I just got one, too.
January 9, 2003, 4:10 pm Jesse[8]: ERROR [2] Can't connect to local MySQL server through socket '/var/lib/mysql/mysql.sock' (2) line 72 of file /home/buffist/public_html/classes/giles.php
January 9, 2003, 4:10 pm Jesse[8]: ERROR [2] MySQL Connection Failed: Can't connect to local MySQL server through socket '/var/lib/mysql/mysql.sock' (2) line 72 of file /home/buffist/public_html/classes/giles.php
Okay, seriously stupid question, but I really don't know what to do here. I need to sign in again as my Evil Self for Sang Sacre. Do I have to start a new account, or what?
you want the name "evil self" only for the sang sacre thread?
Penny, insent to profile addy.
Thank you, David!
Yes, I want an assumed name, but only for Sang Sacre. It's not my fault, really. Some evil wizard cast a mirror spell
My head is exploding. Bad CVS! Bad CVS!
Well, okay, what's bugging me is methodology, not the application.
We need:
- code control
- test environment
Now, CVS does the first, and we already have the second. I'm not having any joy with how to combine them both in a safe and lovely manner.

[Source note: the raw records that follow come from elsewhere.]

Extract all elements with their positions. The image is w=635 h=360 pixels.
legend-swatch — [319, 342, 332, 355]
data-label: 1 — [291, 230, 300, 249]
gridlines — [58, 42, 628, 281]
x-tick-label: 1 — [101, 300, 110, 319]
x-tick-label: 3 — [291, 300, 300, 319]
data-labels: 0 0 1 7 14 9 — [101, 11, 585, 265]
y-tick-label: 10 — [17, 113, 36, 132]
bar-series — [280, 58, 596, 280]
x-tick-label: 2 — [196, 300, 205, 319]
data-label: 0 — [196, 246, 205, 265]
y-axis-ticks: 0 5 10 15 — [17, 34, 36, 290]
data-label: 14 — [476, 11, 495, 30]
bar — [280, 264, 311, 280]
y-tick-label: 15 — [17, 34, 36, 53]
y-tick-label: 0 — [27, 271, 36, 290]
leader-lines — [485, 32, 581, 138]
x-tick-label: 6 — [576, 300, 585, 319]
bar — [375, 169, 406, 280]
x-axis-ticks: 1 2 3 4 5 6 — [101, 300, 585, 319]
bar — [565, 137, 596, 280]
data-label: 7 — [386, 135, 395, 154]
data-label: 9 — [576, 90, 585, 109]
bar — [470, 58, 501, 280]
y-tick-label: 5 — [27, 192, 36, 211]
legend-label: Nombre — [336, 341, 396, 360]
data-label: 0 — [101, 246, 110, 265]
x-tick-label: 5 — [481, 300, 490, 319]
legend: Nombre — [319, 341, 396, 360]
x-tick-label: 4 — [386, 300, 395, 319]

Ideas from those with expertise?
Because just having folks FTP stuff up isn't working, with the stepping on, and vanilla CVS isn't allowing for testing.
If the problem is people overwriting changes on the test server, you could check a file into CVS that contains a list of people in line to use the test server. The top person on the list can do what they want with the server. When they're done, they take themselves off the list.
That, at least, will keep accidental stepping on.
I don't imagine two people can share the test server at the same time, at least not reliably.
I don't imagine two people can share the test server at the same time, at least not reliably.
There must be a way. I don't say that because I can even halfway think of one, but because someone must be doing, it, right? A test site per coder is way too many.
I'm hoping I can get a fake phoenix running on my Mac. That might help.
The other way would be to break up the Phoenix source into modules that we're convinced are independant. Then folks can test the modules simultaneously.
But otherwise, no, I don't think two people can be modifying and testing the same program at the same time on the same machine and not go insane.